Import our \(CSV\) data and look at our imported data
library(readr)
cancer_df<- read_csv("C:/Users/Afzal Hossain/Documents/A.Spring 2019/SOC 712/HW/hw2/R12021551_SL040.csv",col_names = TRUE)
head(cancer_df)Let’s Keep only the Variables that we are interested.
library(dplyr)
Cancer_18_to_64_Death<-select(cancer_df,"Name of Area" ,"Total Cancer Deaths (18 to 44 Years, Rate per 100,000 Population, 2007-2013)","Total Cancer Deaths (45 to 64 Years, Rate per 100,000 Population, 2007-2013)","Total Cancer Deaths (18 to 44 Years, 2007-2013)" : "Total Cancer Deaths (18 to 44 Years American Indian or Alaska Native, 2007-2013)","Total Cancer Deaths (45 to 64 Years, 2007-2013)":"Total Cancer Deaths (45 to 64 Years American Indian or Alaska Native, 2007-2013)")
names(Cancer_18_to_64_Death) [1] "Name of Area"
[2] "Total Cancer Deaths (18 to 44 Years, Rate per 100,000 Population, 2007-2013)"
[3] "Total Cancer Deaths (45 to 64 Years, Rate per 100,000 Population, 2007-2013)"
[4] "Total Cancer Deaths (18 to 44 Years, 2007-2013)"
[5] "Total Cancer Deaths (18 to 44 Years White, 2007-2013)"
[6] "Total Cancer Deaths (18 to 44 Years White Non-Hispanic, 2007-2013)"
[7] "Total Cancer Deaths (18 to 44 Years Black or African American, 2007-2013)"
[8] "Total Cancer Deaths (18 to 44 Years Black or African American Non-Hispanic, 2007-2013)"
[9] "Total Cancer Deaths (18 to 44 Years Asian or Pacific Islander, 2007-2013)"
[10] "Total Cancer Deaths (18 to 44 Years American Indian or Alaska Native, 2007-2013)"
[11] "Total Cancer Deaths (45 to 64 Years, 2007-2013)"
[12] "Total Cancer Deaths (45 to 64 Years White, 2007-2013)"
[13] "Total Cancer Deaths (45 to 64 Years White Non-Hispanic, 2007-2013)"
[14] "Total Cancer Deaths (45 to 64 Years Black or African American, 2007-2013)"
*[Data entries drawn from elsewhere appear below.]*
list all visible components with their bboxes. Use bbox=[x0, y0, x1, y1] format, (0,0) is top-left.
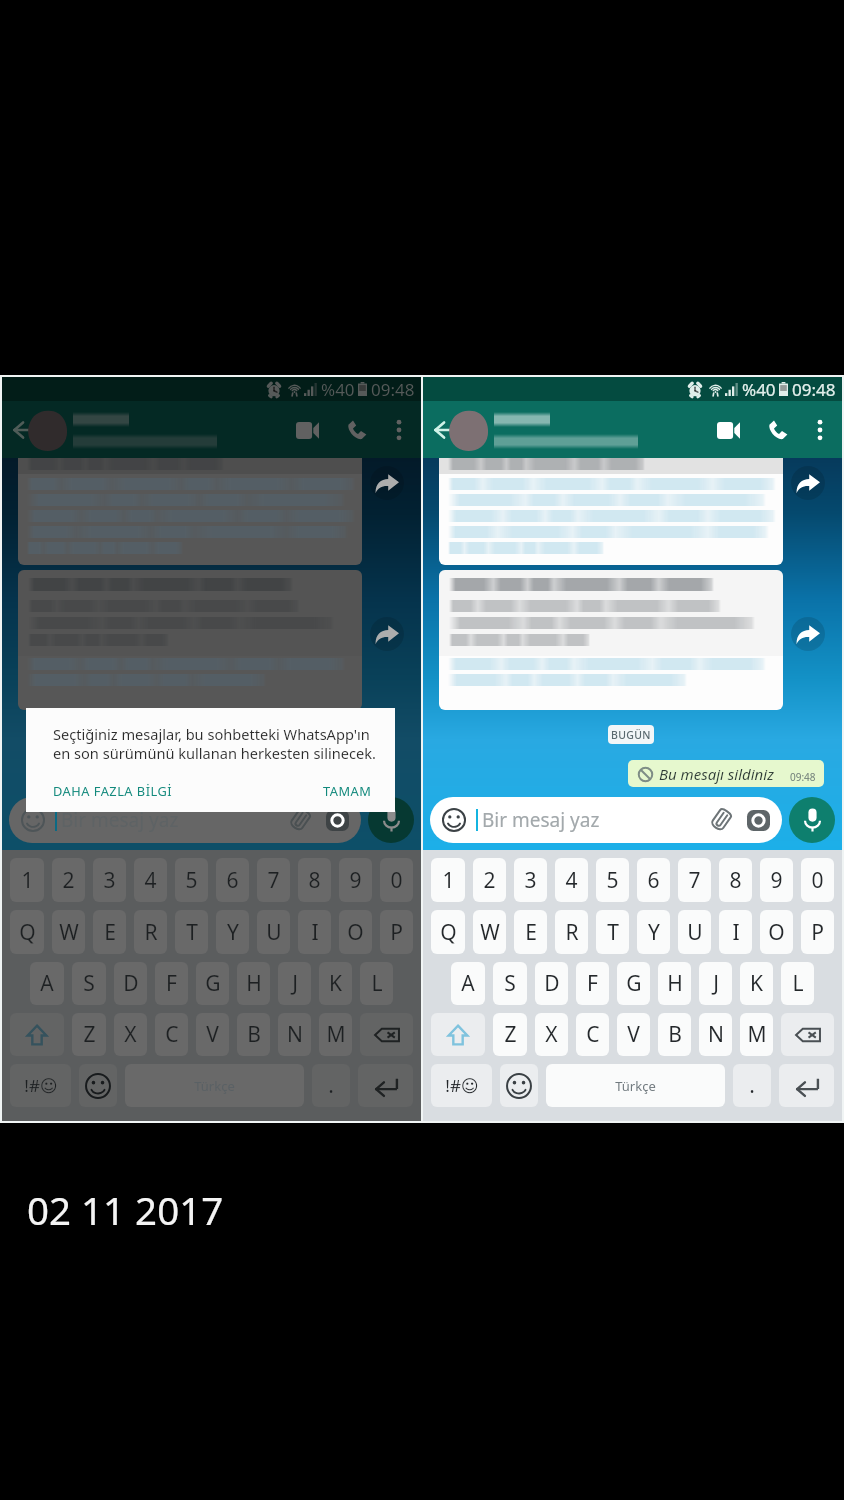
button[interactable]: K bbox=[319, 962, 352, 1005]
button[interactable]: Voice message bbox=[789, 797, 835, 843]
button[interactable]: G bbox=[196, 962, 229, 1005]
button[interactable]: Back bbox=[428, 412, 464, 448]
button[interactable]: 6 bbox=[216, 858, 249, 902]
button[interactable]: . bbox=[312, 1064, 350, 1107]
button[interactable]: K bbox=[740, 962, 773, 1005]
button[interactable]: Y bbox=[637, 910, 670, 954]
button[interactable]: Bir mesaj yaz bbox=[430, 797, 782, 843]
button[interactable]: W bbox=[52, 910, 85, 954]
button[interactable]: 7 bbox=[678, 858, 711, 902]
button[interactable]: Enter bbox=[358, 1064, 413, 1107]
button[interactable]: Emoji bbox=[500, 1064, 538, 1107]
button[interactable]: 7 bbox=[257, 858, 290, 902]
button[interactable]: 2 bbox=[473, 858, 506, 902]
button[interactable]: R bbox=[134, 910, 167, 954]
button[interactable]: F bbox=[576, 962, 609, 1005]
button[interactable]: 2 bbox=[52, 858, 85, 902]
button[interactable]: BUGÜN bbox=[608, 725, 654, 744]
button[interactable]: Call bbox=[339, 412, 375, 448]
button[interactable]: M bbox=[319, 1013, 352, 1056]
button[interactable]: Forward bbox=[791, 617, 825, 651]
button[interactable]: Call bbox=[760, 412, 796, 448]
button[interactable]: H bbox=[237, 962, 270, 1005]
button[interactable]: J bbox=[699, 962, 732, 1005]
button[interactable]: G bbox=[617, 962, 650, 1005]
button[interactable]: U bbox=[257, 910, 290, 954]
button[interactable]: 3 bbox=[93, 858, 126, 902]
button[interactable]: R bbox=[555, 910, 588, 954]
button[interactable]: Q bbox=[10, 910, 44, 954]
button[interactable]: I bbox=[298, 910, 331, 954]
button[interactable]: A bbox=[30, 962, 64, 1005]
button[interactable]: N bbox=[699, 1013, 732, 1056]
button[interactable]: Emoji bbox=[79, 1064, 117, 1107]
button[interactable]: 8 bbox=[719, 858, 752, 902]
button[interactable]: 1 bbox=[10, 858, 44, 902]
button[interactable]: . bbox=[733, 1064, 771, 1107]
button[interactable]: S bbox=[72, 962, 106, 1005]
button[interactable]: Forward bbox=[370, 466, 404, 500]
button[interactable]: 8 bbox=[298, 858, 331, 902]
button[interactable]: B bbox=[237, 1013, 270, 1056]
button[interactable]: W bbox=[473, 910, 506, 954]
button[interactable]: X bbox=[535, 1013, 568, 1056]
button[interactable]: C bbox=[155, 1013, 188, 1056]
button[interactable]: 3 bbox=[514, 858, 547, 902]
button[interactable]: D bbox=[535, 962, 568, 1005]
button[interactable]: B bbox=[658, 1013, 691, 1056]
button[interactable]: Türkçe bbox=[546, 1064, 725, 1107]
button[interactable]: V bbox=[617, 1013, 650, 1056]
button[interactable]: 4 bbox=[134, 858, 167, 902]
button[interactable]: H bbox=[658, 962, 691, 1005]
button[interactable]: 0 bbox=[380, 858, 413, 902]
button[interactable]: Bir mesaj yaz bbox=[9, 797, 361, 843]
button[interactable]: L bbox=[360, 962, 393, 1005]
button[interactable]: O bbox=[339, 910, 372, 954]
button[interactable]: 9 bbox=[339, 858, 372, 902]
button[interactable]: !#☺ bbox=[10, 1064, 71, 1107]
button[interactable]: F bbox=[155, 962, 188, 1005]
button[interactable]: Enter bbox=[779, 1064, 834, 1107]
button[interactable]: X bbox=[114, 1013, 147, 1056]
button[interactable]: TAMAM bbox=[323, 782, 372, 799]
button[interactable]: 0 bbox=[801, 858, 834, 902]
button[interactable]: Voice message bbox=[368, 797, 414, 843]
button[interactable]: Backspace bbox=[360, 1013, 413, 1056]
button[interactable]: DAHA FAZLA BİLGİ bbox=[53, 782, 173, 799]
button[interactable]: J bbox=[278, 962, 311, 1005]
button[interactable]: Y bbox=[216, 910, 249, 954]
button[interactable]: O bbox=[760, 910, 793, 954]
button[interactable]: T bbox=[175, 910, 208, 954]
button[interactable]: 5 bbox=[596, 858, 629, 902]
button[interactable]: L bbox=[781, 962, 814, 1005]
button[interactable]: Forward bbox=[370, 617, 404, 651]
button[interactable]: I bbox=[719, 910, 752, 954]
button[interactable]: 5 bbox=[175, 858, 208, 902]
button[interactable]: Back bbox=[7, 412, 43, 448]
button[interactable]: 6 bbox=[637, 858, 670, 902]
button[interactable]: Z bbox=[493, 1013, 527, 1056]
button[interactable]: S bbox=[493, 962, 527, 1005]
button[interactable]: Shift bbox=[10, 1013, 64, 1056]
button[interactable]: 1 bbox=[431, 858, 465, 902]
button[interactable]: Z bbox=[72, 1013, 106, 1056]
button[interactable]: 9 bbox=[760, 858, 793, 902]
button[interactable]: Shift bbox=[431, 1013, 485, 1056]
button[interactable]: Forward bbox=[791, 466, 825, 500]
button[interactable]: Bu mesajı sildiniz bbox=[628, 760, 824, 787]
button[interactable]: T bbox=[596, 910, 629, 954]
button[interactable]: E bbox=[514, 910, 547, 954]
button[interactable]: More options bbox=[383, 414, 415, 446]
button[interactable]: Video call bbox=[289, 412, 325, 448]
button[interactable]: Q bbox=[431, 910, 465, 954]
button[interactable]: A bbox=[451, 962, 485, 1005]
button[interactable]: More options bbox=[804, 414, 836, 446]
button[interactable]: P bbox=[801, 910, 834, 954]
button[interactable]: E bbox=[93, 910, 126, 954]
button[interactable]: !#☺ bbox=[431, 1064, 492, 1107]
button[interactable]: U bbox=[678, 910, 711, 954]
button[interactable]: P bbox=[380, 910, 413, 954]
button[interactable]: Backspace bbox=[781, 1013, 834, 1056]
button[interactable]: M bbox=[740, 1013, 773, 1056]
button[interactable]: Video call bbox=[710, 412, 746, 448]
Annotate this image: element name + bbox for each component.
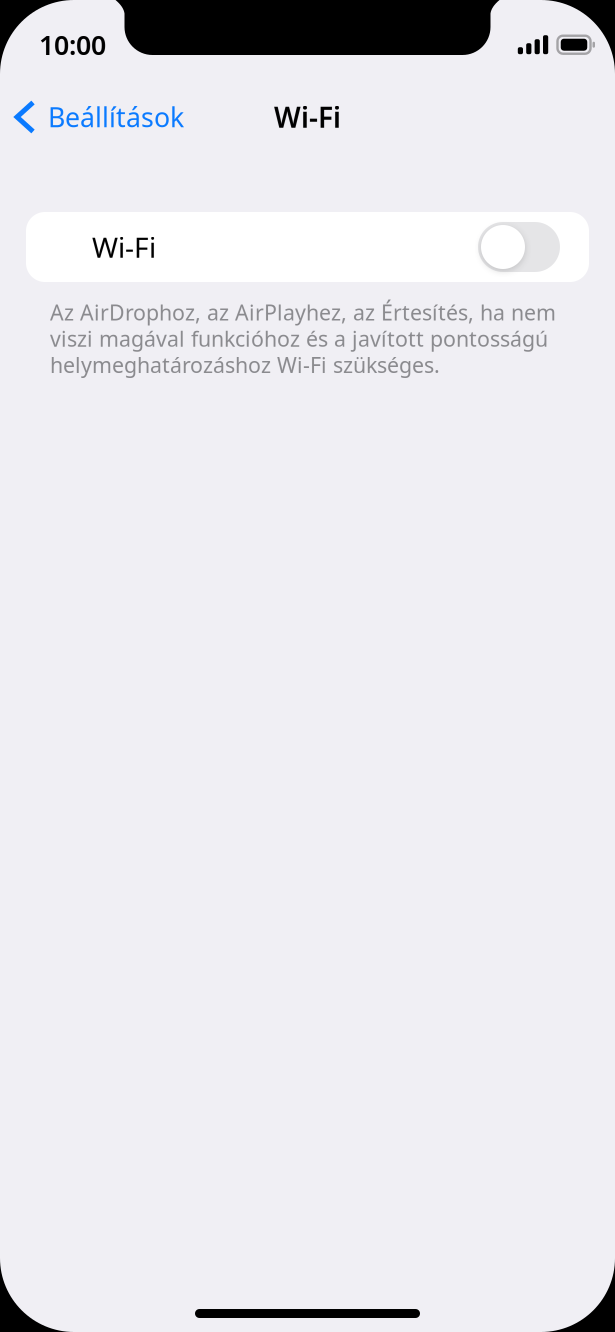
staticText: Beállítások bbox=[48, 99, 184, 135]
staticText: Wi‑Fi bbox=[274, 98, 341, 136]
button[interactable]: Wi‑Fi bbox=[26, 212, 589, 282]
staticText: Wi‑Fi bbox=[92, 228, 156, 266]
staticText: Az AirDrophoz, az AirPlayhez, az Értesít… bbox=[50, 298, 556, 379]
staticText: 10:00 bbox=[39, 27, 106, 62]
button[interactable]: Beállítások bbox=[0, 91, 184, 143]
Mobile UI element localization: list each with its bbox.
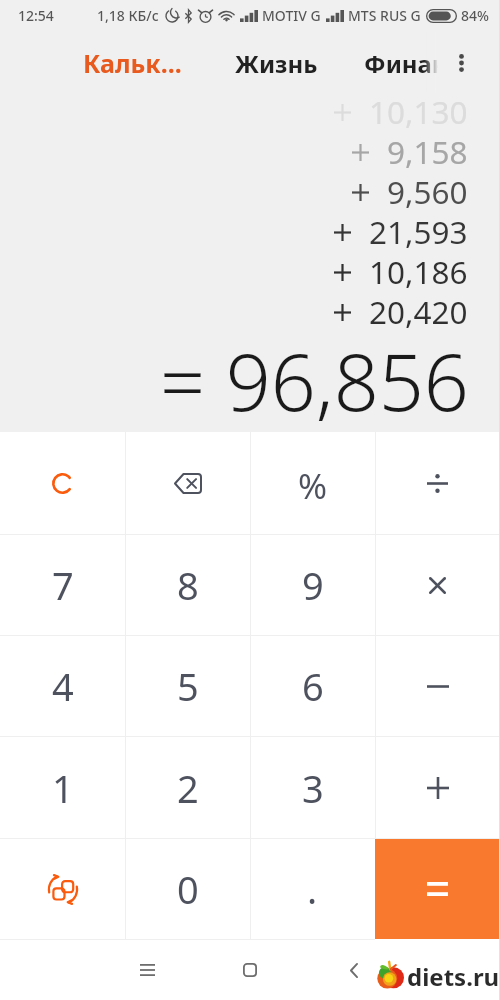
staticText: % (298, 462, 328, 510)
staticText: 7 (52, 559, 74, 611)
staticText: 1 (52, 762, 74, 814)
staticText: 8 (177, 559, 199, 611)
staticText: 1,18 КБ/c (97, 6, 159, 25)
staticText: 10,130 (369, 90, 468, 130)
staticText: . (307, 863, 318, 915)
button[interactable]: 6 (250, 636, 375, 736)
staticText: 9,158 (387, 130, 468, 170)
button[interactable]: . (250, 839, 375, 939)
button[interactable]: Жизнь (212, 32, 340, 94)
staticText: 3 (302, 762, 324, 814)
button[interactable]: 9 (250, 535, 375, 635)
staticText: Финансы (364, 47, 459, 80)
staticText: MOTIV G (262, 6, 321, 25)
staticText: 10,186 (369, 250, 468, 290)
button[interactable]: Clear (0, 432, 125, 534)
staticText: 5 (177, 660, 199, 712)
staticText: 20,420 (369, 290, 468, 330)
button[interactable]: % (250, 432, 375, 534)
button[interactable]: Recents (124, 947, 170, 993)
staticText: 0 (177, 863, 199, 915)
staticText: 6 (302, 660, 324, 712)
button[interactable]: Кальк... (0, 32, 265, 94)
button[interactable]: More options (450, 30, 500, 92)
staticText: 9,560 (387, 170, 468, 210)
button[interactable]: Minus (375, 636, 500, 736)
staticText: Жизнь (235, 47, 318, 80)
staticText: 9 (302, 559, 324, 611)
button[interactable]: Backspace (125, 432, 250, 534)
staticText: 84% (461, 6, 489, 25)
button[interactable]: 2 (125, 737, 250, 838)
staticText: MTS RUS G (348, 6, 421, 25)
button[interactable]: 7 (0, 535, 125, 635)
button[interactable]: Plus (375, 737, 500, 838)
staticText: 21,593 (369, 210, 468, 250)
staticText: 2 (177, 762, 199, 814)
staticText: diets.ru (407, 960, 500, 993)
button[interactable]: Multiply (375, 535, 500, 635)
button[interactable]: Home (227, 947, 273, 993)
staticText: 12:54 (18, 6, 54, 25)
staticText: 4 (52, 660, 74, 712)
button[interactable]: Equals (375, 839, 500, 939)
button[interactable]: 0 (125, 839, 250, 939)
button[interactable]: Converter (0, 839, 125, 939)
button[interactable]: Divide (375, 432, 500, 534)
button[interactable]: 8 (125, 535, 250, 635)
button[interactable]: Back (331, 947, 377, 993)
staticText: Кальк... (83, 46, 182, 80)
button[interactable]: 4 (0, 636, 125, 736)
button[interactable]: Финансы (364, 32, 459, 94)
button[interactable]: 3 (250, 737, 375, 838)
staticText: = 96,856 (160, 327, 469, 435)
button[interactable]: 5 (125, 636, 250, 736)
button[interactable]: 1 (0, 737, 125, 838)
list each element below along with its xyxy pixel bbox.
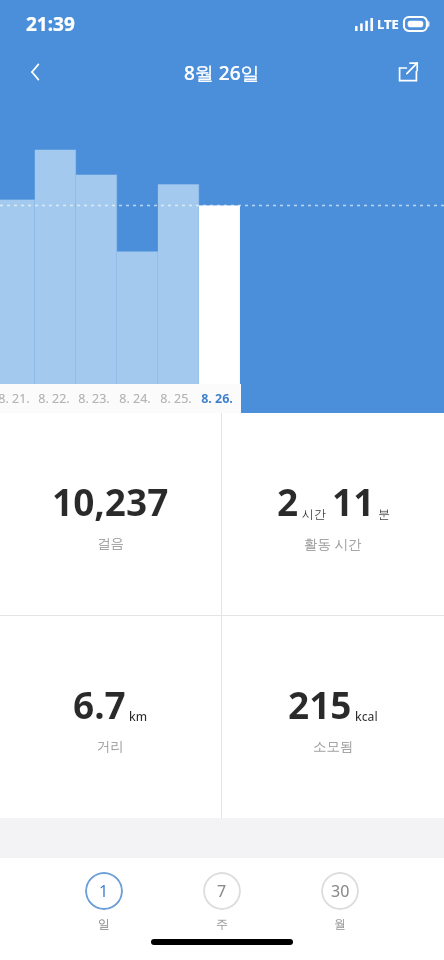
button[interactable]: 6.7: [0, 616, 221, 818]
staticText: 걸음: [97, 535, 124, 552]
staticText: 8. 21.: [0, 390, 30, 407]
staticText: 일: [98, 916, 110, 931]
button[interactable]: 215: [222, 616, 444, 818]
staticText: 8. 22.: [38, 390, 70, 407]
staticText: 8. 26.: [201, 390, 233, 407]
button[interactable]: 30: [315, 870, 365, 933]
button[interactable]: 7: [197, 870, 247, 933]
staticText: 11: [332, 476, 375, 526]
staticText: 6.7: [73, 679, 126, 729]
button[interactable]: 10,237: [0, 413, 221, 615]
button[interactable]: Share: [382, 46, 434, 98]
button[interactable]: 1: [79, 870, 129, 933]
staticText: 시간: [302, 506, 326, 521]
staticText: 주: [216, 916, 228, 931]
staticText: 10,237: [52, 476, 169, 526]
staticText: kcal: [355, 708, 378, 724]
staticText: 분: [378, 506, 390, 521]
staticText: LTE: [377, 15, 399, 33]
staticText: 활동 시간: [304, 535, 362, 553]
staticText: 30: [331, 880, 350, 902]
staticText: km: [129, 708, 148, 724]
staticText: 2: [277, 476, 299, 526]
staticText: 7: [217, 880, 227, 902]
staticText: 소모됨: [313, 738, 354, 755]
staticText: 8. 25.: [160, 390, 192, 407]
staticText: 1: [99, 880, 109, 902]
button[interactable]: Back: [10, 46, 62, 98]
button[interactable]: 2: [222, 413, 444, 615]
staticText: 215: [288, 679, 352, 729]
staticText: 8. 23.: [78, 390, 110, 407]
staticText: 8월 26일: [184, 60, 260, 86]
staticText: 21:39: [26, 11, 75, 37]
staticText: 거리: [97, 738, 124, 755]
staticText: 월: [334, 916, 346, 931]
staticText: 8. 24.: [119, 390, 151, 407]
[15] "Total Cancer Deaths (45 to 64 Years Black or African American Non-Hispanic, 2007-2013)"
[16] "Total Cancer Deaths (45 to 64 Years Asian or Pacific Islander, 2007-2013)"
[17] "Total Cancer Deaths (45 to 64 Years American Indian or Alaska Native, 2007-2013)" Let’s Plote Now Usiing \(ggplot2\)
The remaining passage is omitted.